La démission passive n'est pas un problème de collaborateurs. C'est un signal d'une chaîne managériale qui n'arrive plus à tenir.

Par Hélène Bayard, Fondatrice de la Méthode OK OK · Dirigeante de la SARL R.R.H. · Le parcours →

Vous avez probablement vu passer le terme. Démission passive, ou quiet quitting chez les Anglo-saxons. Une vague d'articles RH depuis 2022, des dossiers magazines, des consultants qui en font leur fonds de commerce.

Et pourtant, dans la majorité des entreprises où j'interviens, le sujet est traité à l'envers. On cherche le levier côté collaborateurs — sondages d'engagement, séminaires de cohésion, "team buildings", politiques de reconnaissance — alors que la démission passive est un symptôme, pas une cause.

Le vrai sujet remonte la chaîne. Et il s'arrête, le plus souvent, au niveau du manager intermédiaire qui n'arrive plus à tenir son rôle. Pas par incompétence. Par mécanisme de défense, sous pression.

Postulat : quand un collaborateur se met en retrait silencieux, ce n'est pas lui qu'il faut interroger en premier. C'est le cadre dans lequel il évolue qui s'est brouillé.

Les 5 signaux faibles que vous remontent vos managers (et que vous lisez peut-être comme du désengagement collaborateur)

Signal #1 — Les sujets opérationnels qui finissent sur votre bureau

Vous arbitrez des décisions qui ne devraient pas remonter jusqu'à vous. Un conflit entre deux collègues. Un problème d'horaires. Une demande de matériel. Une sanction à confirmer. Ce n'est pas que les collaborateurs sont en demande — c'est que le manager n'a pas tranché ou n'a pas su poser le cadre. Plus ce signal s'amplifie, plus la démission passive s'installe en aval : l'équipe perçoit que ça ne se règle pas à son niveau, donc elle décroche.

Signal #2 — La baisse silencieuse de l'initiative

Personne ne se plaint. Personne ne démissionne. Mais les propositions ont disparu. Les idées ne remontent plus en réunion. Quand on demande un avis, on obtient un *"comme tu veux"*. L'initiative est le premier indicateur d'engagement à mourir. Pas la productivité (qui tient encore par habitude), pas la qualité (qui tient par fierté professionnelle). L'initiative.

Signal #3 — Les tensions qui ne se résolvent plus

Deux personnes ne se parlent plus, mais "ça va". Un service râle contre un autre, mais "rien de grave". Les irritations s'installent dans le décor — et personne ne les traite.
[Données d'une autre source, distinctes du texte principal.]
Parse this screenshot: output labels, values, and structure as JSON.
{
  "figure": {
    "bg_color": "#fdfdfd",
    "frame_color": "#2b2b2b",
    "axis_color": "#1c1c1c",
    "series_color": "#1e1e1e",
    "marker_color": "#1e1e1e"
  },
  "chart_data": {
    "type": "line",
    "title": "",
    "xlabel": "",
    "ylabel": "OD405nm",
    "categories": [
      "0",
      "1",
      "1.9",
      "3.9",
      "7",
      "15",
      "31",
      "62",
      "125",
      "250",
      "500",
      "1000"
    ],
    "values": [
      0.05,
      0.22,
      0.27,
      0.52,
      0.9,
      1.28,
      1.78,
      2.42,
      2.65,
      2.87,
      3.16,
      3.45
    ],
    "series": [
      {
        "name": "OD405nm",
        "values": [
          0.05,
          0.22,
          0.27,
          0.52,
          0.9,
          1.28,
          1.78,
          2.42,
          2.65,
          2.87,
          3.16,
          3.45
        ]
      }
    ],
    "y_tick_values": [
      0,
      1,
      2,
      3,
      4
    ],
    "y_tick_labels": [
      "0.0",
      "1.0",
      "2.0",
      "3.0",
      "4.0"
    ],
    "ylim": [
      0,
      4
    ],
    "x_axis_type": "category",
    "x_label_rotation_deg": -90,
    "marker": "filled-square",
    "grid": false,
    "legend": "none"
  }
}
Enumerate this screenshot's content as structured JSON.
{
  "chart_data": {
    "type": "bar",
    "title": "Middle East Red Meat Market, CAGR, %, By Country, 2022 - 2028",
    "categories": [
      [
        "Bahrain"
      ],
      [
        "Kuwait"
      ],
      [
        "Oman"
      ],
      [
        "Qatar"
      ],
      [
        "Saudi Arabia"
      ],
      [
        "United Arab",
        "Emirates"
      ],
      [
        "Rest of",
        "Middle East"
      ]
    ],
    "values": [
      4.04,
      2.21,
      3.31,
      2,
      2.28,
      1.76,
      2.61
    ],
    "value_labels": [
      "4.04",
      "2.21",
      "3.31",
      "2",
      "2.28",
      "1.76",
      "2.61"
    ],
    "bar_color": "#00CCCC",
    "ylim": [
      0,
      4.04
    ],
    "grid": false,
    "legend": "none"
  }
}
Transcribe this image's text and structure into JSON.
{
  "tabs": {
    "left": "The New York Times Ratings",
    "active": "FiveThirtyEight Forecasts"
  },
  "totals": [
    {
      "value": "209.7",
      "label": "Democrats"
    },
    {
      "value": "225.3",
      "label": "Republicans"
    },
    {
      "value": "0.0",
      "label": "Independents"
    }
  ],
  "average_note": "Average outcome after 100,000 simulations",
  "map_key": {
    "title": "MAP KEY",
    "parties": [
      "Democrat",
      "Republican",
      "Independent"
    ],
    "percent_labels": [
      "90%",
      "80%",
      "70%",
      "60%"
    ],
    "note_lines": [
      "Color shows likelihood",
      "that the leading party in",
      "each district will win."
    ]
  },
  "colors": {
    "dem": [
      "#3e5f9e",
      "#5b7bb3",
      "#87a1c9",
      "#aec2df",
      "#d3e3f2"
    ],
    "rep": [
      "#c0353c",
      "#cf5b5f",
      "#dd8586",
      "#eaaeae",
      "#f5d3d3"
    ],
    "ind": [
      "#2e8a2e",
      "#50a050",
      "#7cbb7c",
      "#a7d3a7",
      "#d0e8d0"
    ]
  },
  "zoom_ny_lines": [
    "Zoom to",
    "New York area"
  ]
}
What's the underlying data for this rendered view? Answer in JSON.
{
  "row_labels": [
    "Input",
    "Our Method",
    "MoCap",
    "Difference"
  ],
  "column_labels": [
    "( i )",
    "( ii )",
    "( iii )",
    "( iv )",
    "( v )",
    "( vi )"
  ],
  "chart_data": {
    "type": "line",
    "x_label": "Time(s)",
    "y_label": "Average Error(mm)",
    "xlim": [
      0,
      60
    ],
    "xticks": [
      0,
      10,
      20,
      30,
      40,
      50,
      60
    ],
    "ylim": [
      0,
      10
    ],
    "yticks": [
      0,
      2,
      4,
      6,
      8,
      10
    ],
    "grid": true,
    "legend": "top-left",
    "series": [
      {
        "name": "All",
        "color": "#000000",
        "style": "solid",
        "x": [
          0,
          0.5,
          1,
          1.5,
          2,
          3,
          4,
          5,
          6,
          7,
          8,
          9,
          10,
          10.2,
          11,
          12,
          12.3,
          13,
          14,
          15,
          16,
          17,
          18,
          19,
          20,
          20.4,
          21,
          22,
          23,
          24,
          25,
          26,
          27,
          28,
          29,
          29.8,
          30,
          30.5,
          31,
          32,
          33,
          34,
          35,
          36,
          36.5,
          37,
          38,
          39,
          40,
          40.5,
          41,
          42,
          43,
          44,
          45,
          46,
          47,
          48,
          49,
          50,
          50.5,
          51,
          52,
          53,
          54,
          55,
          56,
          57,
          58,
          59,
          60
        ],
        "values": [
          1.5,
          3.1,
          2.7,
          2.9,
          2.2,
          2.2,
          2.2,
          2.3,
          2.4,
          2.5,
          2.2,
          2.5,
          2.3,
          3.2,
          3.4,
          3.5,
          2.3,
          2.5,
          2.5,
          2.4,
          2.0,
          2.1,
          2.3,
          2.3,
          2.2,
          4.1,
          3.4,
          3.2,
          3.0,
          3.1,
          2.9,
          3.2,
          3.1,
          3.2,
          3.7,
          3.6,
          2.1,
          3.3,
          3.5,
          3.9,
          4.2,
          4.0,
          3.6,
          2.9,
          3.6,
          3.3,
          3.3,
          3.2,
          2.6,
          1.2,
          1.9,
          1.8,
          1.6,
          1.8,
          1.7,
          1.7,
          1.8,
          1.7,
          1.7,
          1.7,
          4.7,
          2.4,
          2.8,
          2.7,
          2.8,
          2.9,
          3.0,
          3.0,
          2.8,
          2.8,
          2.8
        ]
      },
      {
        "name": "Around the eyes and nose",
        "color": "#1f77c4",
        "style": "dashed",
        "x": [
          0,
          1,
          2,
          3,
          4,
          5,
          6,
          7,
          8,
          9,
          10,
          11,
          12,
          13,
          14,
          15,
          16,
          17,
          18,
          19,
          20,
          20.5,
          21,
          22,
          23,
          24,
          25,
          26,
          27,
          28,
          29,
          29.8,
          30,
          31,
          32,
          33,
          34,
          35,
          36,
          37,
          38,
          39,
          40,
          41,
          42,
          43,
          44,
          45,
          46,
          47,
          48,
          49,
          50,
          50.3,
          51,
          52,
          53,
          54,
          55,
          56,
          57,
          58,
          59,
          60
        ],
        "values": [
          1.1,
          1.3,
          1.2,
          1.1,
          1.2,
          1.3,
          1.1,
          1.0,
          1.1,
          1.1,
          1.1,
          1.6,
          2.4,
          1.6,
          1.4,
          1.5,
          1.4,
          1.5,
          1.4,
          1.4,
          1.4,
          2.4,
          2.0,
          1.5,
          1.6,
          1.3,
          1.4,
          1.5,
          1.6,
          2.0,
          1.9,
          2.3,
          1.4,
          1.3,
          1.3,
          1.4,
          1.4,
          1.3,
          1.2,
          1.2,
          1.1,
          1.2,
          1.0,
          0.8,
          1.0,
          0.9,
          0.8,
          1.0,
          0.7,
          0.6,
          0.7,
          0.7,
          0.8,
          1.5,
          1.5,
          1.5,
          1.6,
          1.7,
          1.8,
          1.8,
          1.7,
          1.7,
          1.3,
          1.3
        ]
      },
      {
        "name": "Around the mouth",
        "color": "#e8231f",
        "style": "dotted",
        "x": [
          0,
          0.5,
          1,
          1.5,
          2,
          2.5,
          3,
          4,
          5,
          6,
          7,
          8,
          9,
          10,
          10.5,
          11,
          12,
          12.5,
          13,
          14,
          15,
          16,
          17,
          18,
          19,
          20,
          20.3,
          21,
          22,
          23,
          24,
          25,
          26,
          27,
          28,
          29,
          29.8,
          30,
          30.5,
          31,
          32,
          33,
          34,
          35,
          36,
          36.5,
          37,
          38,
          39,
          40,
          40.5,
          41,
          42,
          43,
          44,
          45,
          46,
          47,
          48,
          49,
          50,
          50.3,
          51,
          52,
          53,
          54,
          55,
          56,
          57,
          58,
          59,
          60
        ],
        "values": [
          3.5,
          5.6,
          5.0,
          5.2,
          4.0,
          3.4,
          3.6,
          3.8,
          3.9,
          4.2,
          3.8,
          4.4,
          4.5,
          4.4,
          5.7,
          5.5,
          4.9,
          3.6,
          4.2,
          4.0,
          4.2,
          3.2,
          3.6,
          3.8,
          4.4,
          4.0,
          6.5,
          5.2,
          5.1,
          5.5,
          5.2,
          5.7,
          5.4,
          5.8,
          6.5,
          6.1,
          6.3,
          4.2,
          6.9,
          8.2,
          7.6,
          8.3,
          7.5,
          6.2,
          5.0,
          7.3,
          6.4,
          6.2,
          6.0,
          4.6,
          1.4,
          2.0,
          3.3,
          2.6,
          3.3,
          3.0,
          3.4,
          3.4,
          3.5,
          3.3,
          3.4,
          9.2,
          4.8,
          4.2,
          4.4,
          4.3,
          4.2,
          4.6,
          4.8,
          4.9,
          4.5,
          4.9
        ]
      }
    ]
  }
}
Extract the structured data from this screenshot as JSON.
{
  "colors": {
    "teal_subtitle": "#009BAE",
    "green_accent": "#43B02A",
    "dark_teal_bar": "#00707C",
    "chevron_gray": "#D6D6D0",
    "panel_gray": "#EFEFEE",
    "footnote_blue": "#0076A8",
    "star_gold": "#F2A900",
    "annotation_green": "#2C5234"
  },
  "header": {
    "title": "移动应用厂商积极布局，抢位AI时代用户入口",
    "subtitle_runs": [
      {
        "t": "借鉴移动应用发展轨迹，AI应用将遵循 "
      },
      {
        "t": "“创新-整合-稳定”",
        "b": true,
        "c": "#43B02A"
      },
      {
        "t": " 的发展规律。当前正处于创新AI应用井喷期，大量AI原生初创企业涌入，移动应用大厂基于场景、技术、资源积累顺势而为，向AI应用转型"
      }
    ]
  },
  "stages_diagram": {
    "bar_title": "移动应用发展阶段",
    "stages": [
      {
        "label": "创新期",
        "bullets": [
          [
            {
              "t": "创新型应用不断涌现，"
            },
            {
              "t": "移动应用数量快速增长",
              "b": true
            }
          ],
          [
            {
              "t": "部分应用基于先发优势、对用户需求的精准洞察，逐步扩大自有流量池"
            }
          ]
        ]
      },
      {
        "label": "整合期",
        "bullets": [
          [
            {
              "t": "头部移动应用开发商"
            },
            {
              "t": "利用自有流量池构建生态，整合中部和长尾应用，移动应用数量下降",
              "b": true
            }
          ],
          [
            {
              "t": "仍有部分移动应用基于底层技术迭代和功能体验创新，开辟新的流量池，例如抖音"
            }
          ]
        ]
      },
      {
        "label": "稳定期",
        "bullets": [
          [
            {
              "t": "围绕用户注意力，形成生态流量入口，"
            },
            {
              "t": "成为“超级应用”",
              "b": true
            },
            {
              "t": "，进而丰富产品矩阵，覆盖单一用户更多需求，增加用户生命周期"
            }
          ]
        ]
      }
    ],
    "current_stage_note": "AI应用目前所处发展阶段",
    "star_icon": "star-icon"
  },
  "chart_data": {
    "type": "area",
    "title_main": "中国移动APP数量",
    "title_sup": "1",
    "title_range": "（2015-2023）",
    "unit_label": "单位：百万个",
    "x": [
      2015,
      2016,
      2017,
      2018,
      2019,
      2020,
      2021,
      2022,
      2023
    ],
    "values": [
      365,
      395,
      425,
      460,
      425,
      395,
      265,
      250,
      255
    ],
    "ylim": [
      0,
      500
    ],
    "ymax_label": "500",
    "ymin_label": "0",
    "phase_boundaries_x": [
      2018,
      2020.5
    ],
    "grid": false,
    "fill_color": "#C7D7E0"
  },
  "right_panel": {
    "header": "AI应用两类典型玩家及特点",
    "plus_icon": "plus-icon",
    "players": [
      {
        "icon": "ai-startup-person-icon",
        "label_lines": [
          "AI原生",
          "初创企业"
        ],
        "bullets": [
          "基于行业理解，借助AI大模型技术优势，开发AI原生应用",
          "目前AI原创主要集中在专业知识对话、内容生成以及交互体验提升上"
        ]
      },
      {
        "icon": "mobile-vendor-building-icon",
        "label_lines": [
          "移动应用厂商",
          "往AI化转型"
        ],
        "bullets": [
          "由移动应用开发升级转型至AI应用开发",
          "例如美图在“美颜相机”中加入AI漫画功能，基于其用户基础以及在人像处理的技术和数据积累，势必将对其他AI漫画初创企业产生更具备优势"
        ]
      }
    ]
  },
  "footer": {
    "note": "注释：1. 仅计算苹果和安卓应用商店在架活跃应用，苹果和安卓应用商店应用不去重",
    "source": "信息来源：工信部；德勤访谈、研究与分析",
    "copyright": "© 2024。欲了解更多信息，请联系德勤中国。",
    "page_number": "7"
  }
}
Pourquoi ? Parce que traiter une tension demande un manager qui a le courage d'aller au sujet. Sous pression, il évite. Les collaborateurs comprennent que leur ressenti ne sera pas adressé. Ils intériorisent. Ils décrochent.

Signal #4 — L'absentéisme diffus, sans cause médicale claire

Pas de burn-out déclaré. Pas d'épidémie. Juste des arrêts courts, répétés, légitimes mais cumulés. Des RTT posés à la dernière minute. Des congés mal coordonnés. C'est du retrait corporel — la version physique de la démission passive. Le collaborateur ne dit pas non frontalement, son corps le fait pour lui.

Signal #5 — Les départs en cascade, "sans raison apparente"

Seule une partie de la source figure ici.